Эти три фигуры являлись ему, и как артисту, всюду. Плеснет седой вал на
море, мелькнет снежная вершина горы в Альпах - ему видится в них седая
голова бабушки. Она выглядывала из портретов старух Веласкеза, Жерар-Дова, -
как Вера из фигур Мурильо, Марфенька из головок Греза, иногда Рафаэля...
На дне швейцарских обрывов мелькал образ Веры, над скалами снилась ему
его отчаянная борьба с ней... Далее - брошенный букет, ее страдание,
искупление... все!
Он вздрагивал и отрезвлялся, потом видел их опять, с улыбкой и любовью
протягивающими руки к нему.
Три фигуры следовали за ним и по ту сторону Альп, когда перед ним
встали другие три величавые фигуры: природа, искусство, история...
Он страстно отдался им, испытывая новые ощущения, почти болезненно
потрясавшие его организм.
В Риме, устроив с Кириловым мастерскую, он делил время между музеями,
дворцами, руинами, едва чувствуя красоту природы, запирался, работал, потом
терялся в новой толпе, казавшейся ему какой-то громадной, яркой, подвижной
картиной, отражавшей в себе тысячелетия - во всем блеске величия и в
поразительной наготе всей мерзости - отжившего и живущего человечества.
И везде, среди этой горячей артистической жизни, он не изменял своей
семье, своей группе, не врастал в чужую почву, все чувствовал себя гостем и
пришельцем там.

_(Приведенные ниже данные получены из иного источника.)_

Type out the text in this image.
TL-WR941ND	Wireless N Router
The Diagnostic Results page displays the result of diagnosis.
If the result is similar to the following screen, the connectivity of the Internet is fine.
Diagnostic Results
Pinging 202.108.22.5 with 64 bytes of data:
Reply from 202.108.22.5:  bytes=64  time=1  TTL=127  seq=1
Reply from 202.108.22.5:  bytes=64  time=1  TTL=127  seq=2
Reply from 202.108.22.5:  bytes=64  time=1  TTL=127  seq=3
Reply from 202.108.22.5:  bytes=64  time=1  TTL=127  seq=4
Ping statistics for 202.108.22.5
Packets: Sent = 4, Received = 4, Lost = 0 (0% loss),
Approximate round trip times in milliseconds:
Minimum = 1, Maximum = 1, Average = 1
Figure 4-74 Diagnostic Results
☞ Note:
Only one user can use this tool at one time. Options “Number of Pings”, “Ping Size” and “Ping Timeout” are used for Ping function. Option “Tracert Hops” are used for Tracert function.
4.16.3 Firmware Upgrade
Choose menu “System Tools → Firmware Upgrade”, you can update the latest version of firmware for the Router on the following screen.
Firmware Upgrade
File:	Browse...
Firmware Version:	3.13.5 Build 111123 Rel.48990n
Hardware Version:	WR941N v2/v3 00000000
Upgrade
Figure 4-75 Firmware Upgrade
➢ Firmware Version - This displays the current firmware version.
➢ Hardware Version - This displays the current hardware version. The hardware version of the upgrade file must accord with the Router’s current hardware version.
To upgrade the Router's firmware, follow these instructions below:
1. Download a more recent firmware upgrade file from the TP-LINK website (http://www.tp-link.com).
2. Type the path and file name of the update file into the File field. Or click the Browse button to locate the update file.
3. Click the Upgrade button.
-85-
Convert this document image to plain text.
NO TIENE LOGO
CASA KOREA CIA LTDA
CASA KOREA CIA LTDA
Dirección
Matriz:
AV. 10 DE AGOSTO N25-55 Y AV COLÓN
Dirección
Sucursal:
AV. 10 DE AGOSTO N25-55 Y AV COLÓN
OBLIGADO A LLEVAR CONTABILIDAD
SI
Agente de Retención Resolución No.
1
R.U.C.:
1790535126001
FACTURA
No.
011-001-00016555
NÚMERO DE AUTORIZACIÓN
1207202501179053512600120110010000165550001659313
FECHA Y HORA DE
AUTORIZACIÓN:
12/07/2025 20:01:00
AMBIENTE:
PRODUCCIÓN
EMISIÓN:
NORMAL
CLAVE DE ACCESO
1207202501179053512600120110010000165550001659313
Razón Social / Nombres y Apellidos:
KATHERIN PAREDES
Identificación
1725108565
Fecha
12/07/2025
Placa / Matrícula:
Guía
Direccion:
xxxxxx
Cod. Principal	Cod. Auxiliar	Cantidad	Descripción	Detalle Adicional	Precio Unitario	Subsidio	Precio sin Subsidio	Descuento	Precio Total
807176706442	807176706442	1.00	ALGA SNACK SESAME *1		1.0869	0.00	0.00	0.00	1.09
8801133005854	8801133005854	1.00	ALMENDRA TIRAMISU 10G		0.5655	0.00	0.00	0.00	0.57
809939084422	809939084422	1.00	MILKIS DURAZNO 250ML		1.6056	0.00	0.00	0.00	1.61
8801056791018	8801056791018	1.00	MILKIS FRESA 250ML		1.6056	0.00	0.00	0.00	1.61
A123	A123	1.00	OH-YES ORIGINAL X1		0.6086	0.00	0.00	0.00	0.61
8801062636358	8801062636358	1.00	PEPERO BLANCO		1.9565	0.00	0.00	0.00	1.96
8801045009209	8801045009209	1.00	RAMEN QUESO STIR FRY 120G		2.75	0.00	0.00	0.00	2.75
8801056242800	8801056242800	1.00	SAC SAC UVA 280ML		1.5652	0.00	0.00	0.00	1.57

Часто, в часы досуга от работ и отрезвления от новых и
сильных впечатлений раздражительных красок юга - его тянуло назад, домой.
Ему хотелось бы набраться этой вечной красоты природы и искусства,
пропитаться насквозь духом окаменелых преданий и унести все с собой туда, в
свою Малиновку...
За ним все стояли и горячо звали к себе - его три фигуры: его Вера, его
Марфенька, бабушка. А за ними стояла и сильнее их влекла его к себе - еще
другая, исполинская фигура, другая великая "бабушка" - Россия.